People pass an old bicycle on the bridge.  Children run over the bridge and laugh.  The wind plays with the leaves on the bridge, teases them.

In one of the rooms of 3999 Verhuizingen and Transporten, the warehouse an old grandfather clock is ticking the time away.

And outside the wind is teasing the leaves in the silence on the bridge.

Still-life painting from 1973 by Hermien Zwiers

 May 1974

I saw a film. Only god can inspire this much. I don’t forget the four days when he helped me. I don’t forget a single day of the past. I see now and know now where everything led to. I’m staying here in Europe because I’d choke if I ever went back to Africa  (before I became a person), I’ll drown in graves, from rain and rot from ants. I won’t be weak and minute like other people; lose my magnificence.  Oh, no, it’s not just imagination. Other big thinkers WERE born.  No apologies for blowing my own horn. I was alone until here but too weak. As of tomorrow, I’m starting to live. Even if it is just until the following inspiration. I’ll be a newborn and not a disgusting, hiding-away mouse.  God, please hold my hand as in the past.  I’ll bury my past and only open it for those whom I can help- not to look for sympathy- Oh how exhilarating the baring of the future is. Tonight, in my dreams, tomorrow, I’ll cement my dreams, fix my days solidly, bury them, black on white- until I may die.

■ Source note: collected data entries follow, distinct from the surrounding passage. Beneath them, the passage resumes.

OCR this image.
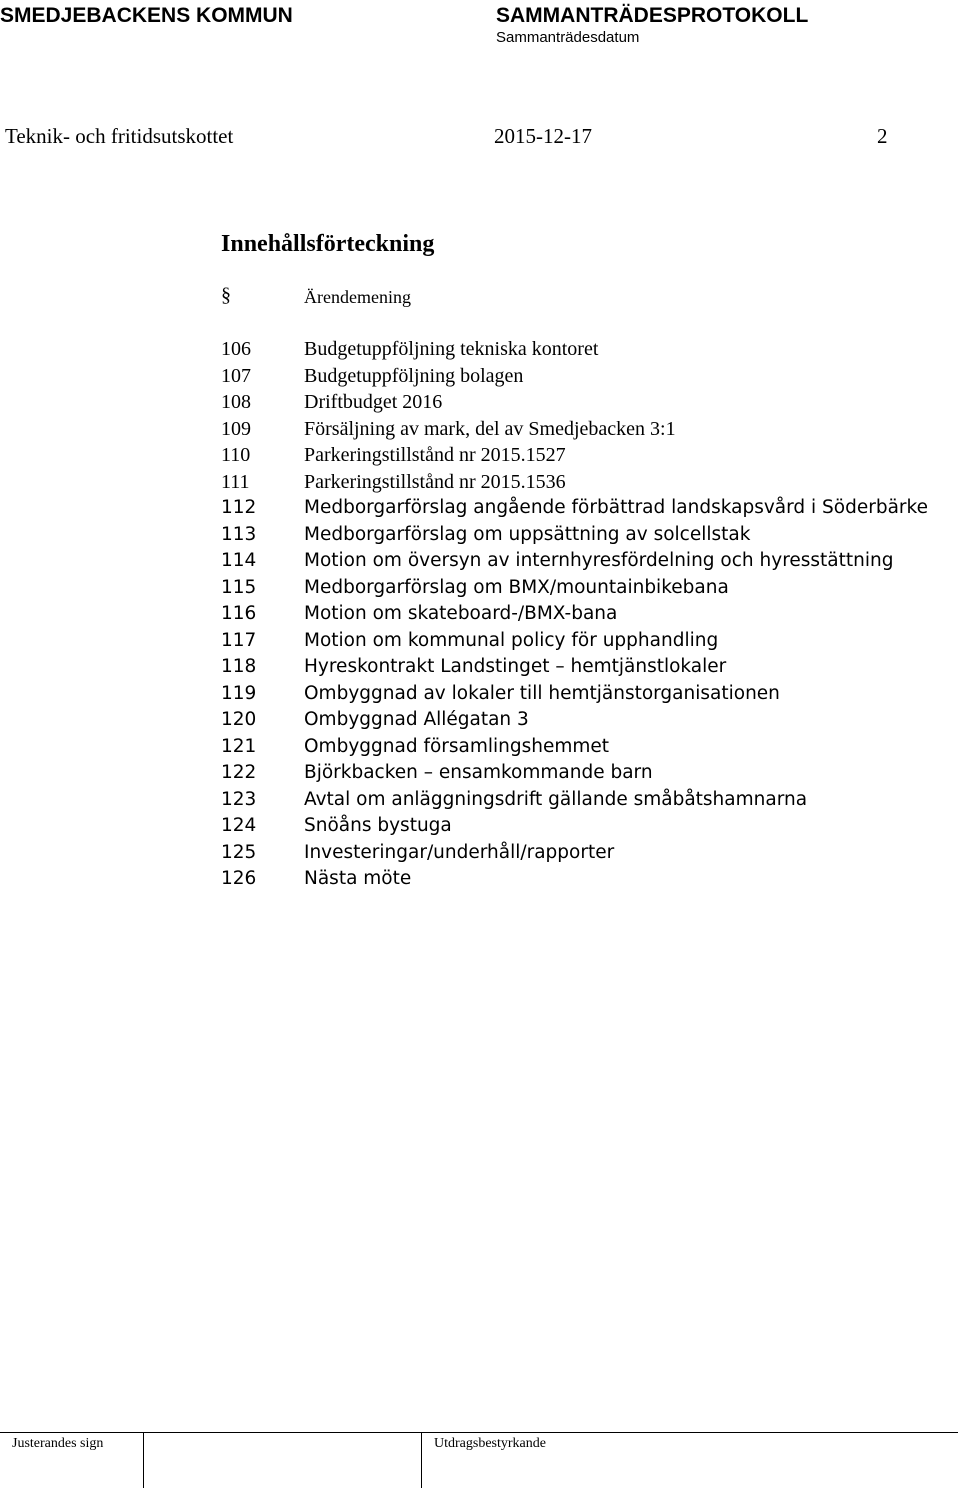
SMEDJEBACKENS KOMMUN	SAMMANTRÄDESPROTOKOLL
Sammanträdesdatum
Teknik- och fritidsutskottet	2015-12-17	2
Innehållsförteckning
§	Ärendemening
106	Budgetuppföljning tekniska kontoret
107	Budgetuppföljning bolagen
108	Driftbudget 2016
109	Försäljning av mark, del av Smedjebacken 3:1
110	Parkeringstillstånd nr 2015.1527
111	Parkeringstillstånd nr 2015.1536
112	Medborgarförslag angående förbättrad landskapsvård i Söderbärke
113	Medborgarförslag om uppsättning av solcellstak
114	Motion om översyn av internhyresfördelning och hyresstättning
115	Medborgarförslag om BMX/mountainbikebana
116	Motion om skateboard-/BMX-bana
117	Motion om kommunal policy för upphandling
118	Hyreskontrakt Landstinget – hemtjänstlokaler
119	Ombyggnad av lokaler till hemtjänstorganisationen
120	Ombyggnad Allégatan 3
121	Ombyggnad församlingshemmet
122	Björkbacken – ensamkommande barn
123	Avtal om anläggningsdrift gällande småbåtshamnarna
124	Snöåns bystuga
125	Investeringar/underhåll/rapporter
126	Nästa möte
Justerandes sign	Utdragsbestyrkande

Hermien near the dam my dad built, Grahamstown, South Africa

1 May 1974

“To bear with unbearable sorrow” Whittaker sings. I wish to be relieved of all this dreadful sadness.

The inability to create anything. Because I fear you and myself.  I am frightened of my hands and what they do to my face.  Also of my appearance- afraid of reality.  Fear is darkness. And I see a dark hole every moment. And yet I can hide at night. I then rest peacefully with no one watching; blanket comfortingly up to my chin. I have actually become a joke, to myself, through these years. It’s all so ridiculous what I am doing to myself.

I stand now, in front of god, and know not how to approach him.

First time with my Dutch family in Drenthe, Netherlands after flying overseas in April 1974

The above is continued from my blog “FROM AGE FIFTEEN…. The 1950s–1970s, THE BEDFORD-GRAHAMSTOWN YEARS. All written by me, some as school essays, others just from the heart in journaling at ages 15, 16 and 17, in my teenage years, and quite ‘dramatic’ as one can get in those years. The blog will be continued withThe 1970s, THE AMSTERDAM YEARS“. I will continue to change names to protect people in the stories. As I do not adhere to organised religion and am spiritual but not religious, I use the diminutive “god” rather than “God”.